Nine banks have backed the CamelONE trade finance portal which has launched on Singapore’s digital trade platform; DBS Bank tells GTR the three key benefits of the initiative.

CamelONE Trade Finance aims to offer a more secure and simplified trade finance process, with the company behind the platform, vCargo Cloud (VCC), saying it is the first multi-bank trade finance portal to be developed by a technology company in Southeast Asia. VCC, a trade facilitation platform provider, commenced development on the solution in the latter half of 2017 with support from the Monetary Authority of Singapore (MAS).

ANZ, BNP Paribas, DBS, HSBC, Industrial and Commercial Bank of China, MUFG Bank, Oversea-Chinese Banking Corporation, Standard Chartered and United Overseas Bank have all backed the initiative by offering trade finance products through the service.

The platform enables users of Singapore’s Networked Trade Platform (NTP) to apply for up to 12 trade finance products through the portal.
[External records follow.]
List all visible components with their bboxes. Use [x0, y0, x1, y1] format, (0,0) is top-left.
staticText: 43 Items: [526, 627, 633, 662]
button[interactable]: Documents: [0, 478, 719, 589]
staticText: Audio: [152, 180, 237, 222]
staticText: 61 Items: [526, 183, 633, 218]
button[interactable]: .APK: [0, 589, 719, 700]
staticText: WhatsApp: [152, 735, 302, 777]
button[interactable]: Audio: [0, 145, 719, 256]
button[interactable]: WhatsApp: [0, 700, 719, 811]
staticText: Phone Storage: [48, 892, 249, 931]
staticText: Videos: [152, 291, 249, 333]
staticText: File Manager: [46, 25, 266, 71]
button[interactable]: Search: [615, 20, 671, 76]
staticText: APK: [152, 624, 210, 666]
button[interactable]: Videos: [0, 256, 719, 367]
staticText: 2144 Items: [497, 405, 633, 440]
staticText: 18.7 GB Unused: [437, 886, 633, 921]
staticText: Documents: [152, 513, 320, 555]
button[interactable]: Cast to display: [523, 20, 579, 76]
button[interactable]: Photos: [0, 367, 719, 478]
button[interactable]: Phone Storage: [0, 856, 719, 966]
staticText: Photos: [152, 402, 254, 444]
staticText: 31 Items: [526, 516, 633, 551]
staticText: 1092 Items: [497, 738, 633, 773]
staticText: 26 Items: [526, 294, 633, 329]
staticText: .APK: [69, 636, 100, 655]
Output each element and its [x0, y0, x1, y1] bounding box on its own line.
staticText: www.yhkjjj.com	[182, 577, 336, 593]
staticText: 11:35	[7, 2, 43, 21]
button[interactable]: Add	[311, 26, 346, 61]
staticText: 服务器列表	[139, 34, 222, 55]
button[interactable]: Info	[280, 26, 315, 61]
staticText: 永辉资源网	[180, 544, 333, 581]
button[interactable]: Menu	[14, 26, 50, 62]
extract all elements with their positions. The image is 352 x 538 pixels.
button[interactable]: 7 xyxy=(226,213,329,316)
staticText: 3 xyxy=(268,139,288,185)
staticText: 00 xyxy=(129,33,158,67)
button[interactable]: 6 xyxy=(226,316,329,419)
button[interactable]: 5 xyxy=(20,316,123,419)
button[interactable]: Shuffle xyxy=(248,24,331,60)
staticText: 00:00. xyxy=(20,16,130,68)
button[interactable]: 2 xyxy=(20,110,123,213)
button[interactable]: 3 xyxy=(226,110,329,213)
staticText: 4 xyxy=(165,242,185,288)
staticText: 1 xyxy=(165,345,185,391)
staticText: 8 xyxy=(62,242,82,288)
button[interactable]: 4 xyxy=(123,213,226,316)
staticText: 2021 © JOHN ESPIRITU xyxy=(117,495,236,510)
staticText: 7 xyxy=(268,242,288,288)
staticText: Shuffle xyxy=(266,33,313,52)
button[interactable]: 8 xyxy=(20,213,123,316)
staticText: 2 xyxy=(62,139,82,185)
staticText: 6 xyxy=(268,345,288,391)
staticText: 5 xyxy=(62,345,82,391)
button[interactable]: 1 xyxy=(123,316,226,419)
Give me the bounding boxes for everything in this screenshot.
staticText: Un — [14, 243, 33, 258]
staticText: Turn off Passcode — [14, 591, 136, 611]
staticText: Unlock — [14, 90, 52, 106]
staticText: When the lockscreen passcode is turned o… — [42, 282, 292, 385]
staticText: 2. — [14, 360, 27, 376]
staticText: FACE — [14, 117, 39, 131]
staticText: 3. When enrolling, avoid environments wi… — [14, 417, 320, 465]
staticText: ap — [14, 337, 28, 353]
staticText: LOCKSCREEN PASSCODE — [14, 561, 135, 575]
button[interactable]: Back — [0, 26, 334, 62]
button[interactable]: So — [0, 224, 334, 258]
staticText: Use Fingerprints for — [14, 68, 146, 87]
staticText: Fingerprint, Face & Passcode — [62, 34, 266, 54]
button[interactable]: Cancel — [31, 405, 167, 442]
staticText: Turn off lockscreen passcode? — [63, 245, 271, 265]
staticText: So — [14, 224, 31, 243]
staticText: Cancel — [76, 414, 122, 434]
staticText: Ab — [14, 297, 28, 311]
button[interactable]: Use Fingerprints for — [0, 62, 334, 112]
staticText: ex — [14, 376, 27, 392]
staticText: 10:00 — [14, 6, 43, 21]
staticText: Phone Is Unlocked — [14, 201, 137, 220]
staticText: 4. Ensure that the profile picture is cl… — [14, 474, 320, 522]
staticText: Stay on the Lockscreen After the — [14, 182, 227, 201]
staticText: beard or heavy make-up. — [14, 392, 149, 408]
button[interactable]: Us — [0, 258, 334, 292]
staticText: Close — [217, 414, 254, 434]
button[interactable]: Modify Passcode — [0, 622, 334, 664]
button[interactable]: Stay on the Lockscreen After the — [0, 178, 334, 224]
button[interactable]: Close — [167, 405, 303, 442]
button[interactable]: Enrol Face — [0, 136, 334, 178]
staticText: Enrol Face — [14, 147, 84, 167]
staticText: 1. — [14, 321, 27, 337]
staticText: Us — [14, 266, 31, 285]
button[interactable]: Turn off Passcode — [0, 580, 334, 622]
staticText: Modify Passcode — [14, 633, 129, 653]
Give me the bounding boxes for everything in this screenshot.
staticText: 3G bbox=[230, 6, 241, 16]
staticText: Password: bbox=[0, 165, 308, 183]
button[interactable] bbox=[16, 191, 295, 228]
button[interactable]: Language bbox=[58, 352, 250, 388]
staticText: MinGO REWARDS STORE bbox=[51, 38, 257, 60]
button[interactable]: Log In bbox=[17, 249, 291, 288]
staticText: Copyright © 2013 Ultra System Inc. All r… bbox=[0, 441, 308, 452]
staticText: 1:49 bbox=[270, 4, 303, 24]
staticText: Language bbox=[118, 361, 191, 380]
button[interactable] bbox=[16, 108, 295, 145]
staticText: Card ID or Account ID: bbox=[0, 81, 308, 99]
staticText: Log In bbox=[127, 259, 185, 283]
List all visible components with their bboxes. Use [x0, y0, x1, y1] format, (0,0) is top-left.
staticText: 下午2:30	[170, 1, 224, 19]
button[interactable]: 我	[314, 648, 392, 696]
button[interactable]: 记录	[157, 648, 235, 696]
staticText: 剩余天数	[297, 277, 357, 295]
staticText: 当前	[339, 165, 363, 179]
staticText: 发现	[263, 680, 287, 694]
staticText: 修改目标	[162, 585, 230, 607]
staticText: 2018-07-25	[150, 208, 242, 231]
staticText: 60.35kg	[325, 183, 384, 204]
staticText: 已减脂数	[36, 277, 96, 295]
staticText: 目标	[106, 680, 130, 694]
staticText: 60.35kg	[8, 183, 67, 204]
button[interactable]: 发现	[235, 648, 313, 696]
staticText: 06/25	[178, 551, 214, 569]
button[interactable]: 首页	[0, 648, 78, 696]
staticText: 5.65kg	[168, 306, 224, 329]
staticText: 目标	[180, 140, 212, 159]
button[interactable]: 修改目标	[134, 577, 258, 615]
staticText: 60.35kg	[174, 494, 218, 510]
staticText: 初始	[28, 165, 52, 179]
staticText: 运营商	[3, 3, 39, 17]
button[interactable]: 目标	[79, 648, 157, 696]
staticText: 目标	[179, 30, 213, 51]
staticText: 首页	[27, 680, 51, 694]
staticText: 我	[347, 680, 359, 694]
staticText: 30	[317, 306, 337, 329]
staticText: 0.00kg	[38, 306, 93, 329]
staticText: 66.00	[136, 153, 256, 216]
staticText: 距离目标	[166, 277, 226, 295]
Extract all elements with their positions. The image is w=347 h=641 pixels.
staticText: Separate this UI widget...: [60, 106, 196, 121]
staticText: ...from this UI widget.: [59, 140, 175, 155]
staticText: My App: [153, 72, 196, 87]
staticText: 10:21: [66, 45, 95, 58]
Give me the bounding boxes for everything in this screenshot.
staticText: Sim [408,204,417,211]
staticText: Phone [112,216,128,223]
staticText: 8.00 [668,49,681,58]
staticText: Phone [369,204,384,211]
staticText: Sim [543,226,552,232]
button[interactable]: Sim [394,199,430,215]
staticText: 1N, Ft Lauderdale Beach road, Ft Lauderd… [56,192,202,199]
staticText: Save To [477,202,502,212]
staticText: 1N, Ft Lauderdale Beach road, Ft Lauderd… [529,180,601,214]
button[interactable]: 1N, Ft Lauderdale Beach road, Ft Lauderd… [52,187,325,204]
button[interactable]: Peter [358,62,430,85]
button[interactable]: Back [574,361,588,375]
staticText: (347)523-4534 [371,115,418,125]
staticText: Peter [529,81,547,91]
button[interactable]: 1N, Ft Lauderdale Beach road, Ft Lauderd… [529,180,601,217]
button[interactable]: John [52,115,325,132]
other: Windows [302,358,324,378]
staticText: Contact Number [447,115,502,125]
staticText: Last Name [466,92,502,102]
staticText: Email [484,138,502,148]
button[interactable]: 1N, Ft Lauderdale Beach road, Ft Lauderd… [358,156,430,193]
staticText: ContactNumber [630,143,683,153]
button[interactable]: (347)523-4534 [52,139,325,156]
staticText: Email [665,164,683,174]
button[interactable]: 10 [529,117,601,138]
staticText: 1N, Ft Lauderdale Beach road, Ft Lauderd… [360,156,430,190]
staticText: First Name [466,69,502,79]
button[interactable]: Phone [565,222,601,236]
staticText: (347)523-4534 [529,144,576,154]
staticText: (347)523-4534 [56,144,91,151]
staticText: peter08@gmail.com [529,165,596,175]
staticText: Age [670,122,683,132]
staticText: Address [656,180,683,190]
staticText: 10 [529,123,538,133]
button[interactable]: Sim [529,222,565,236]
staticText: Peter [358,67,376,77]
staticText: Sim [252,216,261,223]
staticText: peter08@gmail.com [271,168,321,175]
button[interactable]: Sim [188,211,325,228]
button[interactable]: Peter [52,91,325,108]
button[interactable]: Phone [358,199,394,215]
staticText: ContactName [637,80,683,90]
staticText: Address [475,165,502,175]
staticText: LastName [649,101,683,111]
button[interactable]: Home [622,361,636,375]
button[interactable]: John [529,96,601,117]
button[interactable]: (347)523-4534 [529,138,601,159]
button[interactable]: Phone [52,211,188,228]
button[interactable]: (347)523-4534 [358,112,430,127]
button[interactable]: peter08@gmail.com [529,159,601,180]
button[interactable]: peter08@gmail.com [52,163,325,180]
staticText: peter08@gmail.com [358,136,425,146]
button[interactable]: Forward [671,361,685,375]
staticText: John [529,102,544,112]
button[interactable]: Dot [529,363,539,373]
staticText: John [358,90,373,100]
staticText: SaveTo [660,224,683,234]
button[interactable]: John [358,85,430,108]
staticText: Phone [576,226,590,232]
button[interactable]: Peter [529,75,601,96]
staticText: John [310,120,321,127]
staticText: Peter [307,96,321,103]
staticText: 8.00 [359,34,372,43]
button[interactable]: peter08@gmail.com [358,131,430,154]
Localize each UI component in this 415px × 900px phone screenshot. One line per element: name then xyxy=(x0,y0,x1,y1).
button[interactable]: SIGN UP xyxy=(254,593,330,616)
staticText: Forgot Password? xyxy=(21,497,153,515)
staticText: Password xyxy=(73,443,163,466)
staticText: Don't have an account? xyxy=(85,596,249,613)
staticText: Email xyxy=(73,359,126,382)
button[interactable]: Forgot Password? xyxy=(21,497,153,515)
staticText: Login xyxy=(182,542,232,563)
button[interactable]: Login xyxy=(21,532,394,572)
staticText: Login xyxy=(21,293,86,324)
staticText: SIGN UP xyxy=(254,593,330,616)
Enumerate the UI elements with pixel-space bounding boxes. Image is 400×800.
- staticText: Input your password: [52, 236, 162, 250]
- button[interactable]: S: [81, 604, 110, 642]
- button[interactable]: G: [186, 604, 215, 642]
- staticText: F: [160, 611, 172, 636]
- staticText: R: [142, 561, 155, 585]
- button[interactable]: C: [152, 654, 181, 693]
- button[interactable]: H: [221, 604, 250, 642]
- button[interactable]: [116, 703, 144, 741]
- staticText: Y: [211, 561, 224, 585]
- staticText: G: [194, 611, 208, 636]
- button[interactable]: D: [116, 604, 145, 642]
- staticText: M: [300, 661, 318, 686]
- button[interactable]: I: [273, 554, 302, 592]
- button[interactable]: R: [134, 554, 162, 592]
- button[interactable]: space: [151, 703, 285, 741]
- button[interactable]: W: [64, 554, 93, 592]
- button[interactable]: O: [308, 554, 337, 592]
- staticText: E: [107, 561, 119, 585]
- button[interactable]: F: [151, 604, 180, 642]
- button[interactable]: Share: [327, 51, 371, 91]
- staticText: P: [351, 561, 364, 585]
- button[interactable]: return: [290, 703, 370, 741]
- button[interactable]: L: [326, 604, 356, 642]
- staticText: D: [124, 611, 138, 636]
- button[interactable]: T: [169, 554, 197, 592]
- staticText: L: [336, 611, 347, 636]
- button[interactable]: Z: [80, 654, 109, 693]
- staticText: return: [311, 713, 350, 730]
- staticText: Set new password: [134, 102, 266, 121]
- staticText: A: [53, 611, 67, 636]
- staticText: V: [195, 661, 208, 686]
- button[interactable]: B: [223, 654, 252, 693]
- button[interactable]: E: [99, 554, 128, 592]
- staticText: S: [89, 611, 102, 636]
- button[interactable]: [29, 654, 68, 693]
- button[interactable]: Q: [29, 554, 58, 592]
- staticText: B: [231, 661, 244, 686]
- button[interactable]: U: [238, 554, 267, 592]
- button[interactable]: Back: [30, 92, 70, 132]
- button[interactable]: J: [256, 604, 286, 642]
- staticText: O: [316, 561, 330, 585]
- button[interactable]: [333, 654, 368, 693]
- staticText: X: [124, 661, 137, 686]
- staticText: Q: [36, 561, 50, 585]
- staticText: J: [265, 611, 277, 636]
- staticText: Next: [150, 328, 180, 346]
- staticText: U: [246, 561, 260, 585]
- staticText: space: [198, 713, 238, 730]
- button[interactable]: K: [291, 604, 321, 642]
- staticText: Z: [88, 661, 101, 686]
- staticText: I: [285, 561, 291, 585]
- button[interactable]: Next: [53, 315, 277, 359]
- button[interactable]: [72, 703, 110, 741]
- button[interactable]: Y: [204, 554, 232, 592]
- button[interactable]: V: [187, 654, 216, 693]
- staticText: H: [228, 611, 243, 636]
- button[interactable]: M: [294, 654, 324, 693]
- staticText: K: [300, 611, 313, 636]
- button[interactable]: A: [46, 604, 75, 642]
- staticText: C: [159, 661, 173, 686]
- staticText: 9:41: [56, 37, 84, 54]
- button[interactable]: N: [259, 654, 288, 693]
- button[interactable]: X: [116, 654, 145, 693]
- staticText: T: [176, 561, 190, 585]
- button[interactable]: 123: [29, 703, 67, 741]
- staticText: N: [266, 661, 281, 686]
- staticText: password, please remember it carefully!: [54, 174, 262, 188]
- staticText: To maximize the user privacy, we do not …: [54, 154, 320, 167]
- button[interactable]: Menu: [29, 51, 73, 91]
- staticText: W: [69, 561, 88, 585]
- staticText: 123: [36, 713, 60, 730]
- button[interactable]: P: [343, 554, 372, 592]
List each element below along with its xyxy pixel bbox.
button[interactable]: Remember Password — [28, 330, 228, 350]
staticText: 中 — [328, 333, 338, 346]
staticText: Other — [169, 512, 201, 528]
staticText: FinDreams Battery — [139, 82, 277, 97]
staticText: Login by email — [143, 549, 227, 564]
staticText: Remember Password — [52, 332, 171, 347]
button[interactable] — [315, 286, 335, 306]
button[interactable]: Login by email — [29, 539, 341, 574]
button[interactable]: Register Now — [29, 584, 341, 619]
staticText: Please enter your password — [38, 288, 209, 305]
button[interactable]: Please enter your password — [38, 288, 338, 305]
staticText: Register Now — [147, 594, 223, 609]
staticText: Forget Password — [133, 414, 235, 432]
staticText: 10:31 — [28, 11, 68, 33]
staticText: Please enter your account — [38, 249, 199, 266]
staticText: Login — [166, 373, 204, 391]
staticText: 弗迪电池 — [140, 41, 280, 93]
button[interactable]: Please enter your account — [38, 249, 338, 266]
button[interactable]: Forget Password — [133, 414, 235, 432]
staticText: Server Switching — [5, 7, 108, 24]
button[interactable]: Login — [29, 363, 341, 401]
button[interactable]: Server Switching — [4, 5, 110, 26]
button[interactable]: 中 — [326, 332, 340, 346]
Users can receive real-time status updates on their applications, improving efficiency and productivity for both banks and those looking to access trade finance. Alongside improved efficiency, a duplicate invoice check feature will also help prevent the double-financing of invoices.

Sriram Muthukrishnan, head of global transaction services at DBS Bank tells GTR: “With the CamelONE platform, DBS is able to embed itself in the settlement journey and offer corporates online trade financing services by leveraging on verified data that is stored on the NTP. This enables corporates to not only enjoy better cash flow, but also helps provide an added push to help smaller corporates, such as micro, small and medium enterprises, go digital.”

Registering interest for early onboarding to use the solution is open until January 22, 2020 via the NTP. There are no registration or subscription fees for the portal.

VCC has previously worked with corporate and government entities to build trade facilitation platforms, and is currently already providing the NTP with automated customs permit preparation and Smart eCertificate of Origin applications services.

Muthukrishnan says why it is important for banks to back trade finance digitisation initiatives: “Banks are an integral part of the trade settlement journey, helping to facilitate the financial trade flow and provide working capital to corporates. DBS believes that it is important for banks to take the lead to support and promote adoption as well as be open to collaborate with other parties to create a sustainable value chain.”

 

Three big benefits

Muthukrishnan explains the key advantages of using the technology for DBS, including decreased manual errors, better control over the trade finance application process and higher efficiency.

Reduce manual data re-entry. By leveraging data captured upstream in the trade value chain, corporates can reduce manual errors and gain efficiencies in their bank application process for a more seamless experience.

Centralised monitoring. Allows a corporate to keep track of applications, statuses and bank responses across their partner banks in a single environment.

Increase operational efficiencies. By leveraging on APIs, DBS will be able to capture the digital structured data and leverage the bank’s back-end automation through robotics and artificial intelligence to provide a faster turnaround time and greater productivity.

 

An eye on Asia

Asia’s national trade platforms are stealing the spotlight at the moment, with Thailand’s digital platform the latest to make the news. The country’s Joint Standing Committee of Commerce, Industry and Banking (JSCCIB) revealed the successful completion of a blockchain technology trial with NTT Data for Thailand’s National Digital Trade Platform (NDTP) project earlier this month.

No doubt Thailand is taking a leaf out of Singapore’s book. Revealed in September last year, the NTP brings the entire trade ecosystem to a single online location, digitising the trade process in Singapore. Recently, the NTP launched Tradeteq’s AI-based credit scoring system on the platform to enable its users to better assess counterparty risk in trade deals. And, to boost security, NTP also rolled out Trade Finance Compliance (TFC), an e-service that comes as a result of a joint government-industry partnership. Now live on the NTP, the TFC service will help tackle trade finance compliance challenges by addressing obstacles faced by financial institutions when financing trade in Asia, such as trade fraud risks and the lack of reliable data to conduct price checks for non-commodity goods.

Another one to keep an eye on is Hong Kong’s eTradeConnect platform. Launched at the end of last year, the blockchain-based trade finance platform is aimed at digitising open account transactions and reducing fraud. Recently it revealed the successful completion of two new proofs-of-concepts with CargoSmart and PwC to boost its efficiency in facilitating the financing of trade. The first proof-of-concept between the parties has been designed to demonstrate to lenders and their trade finance customers that if ocean carriers and terminals can share shipping information on a real-time basis it would prove more efficient for all parties. The second aims to integrate eTradeConnect with customer procurement systems.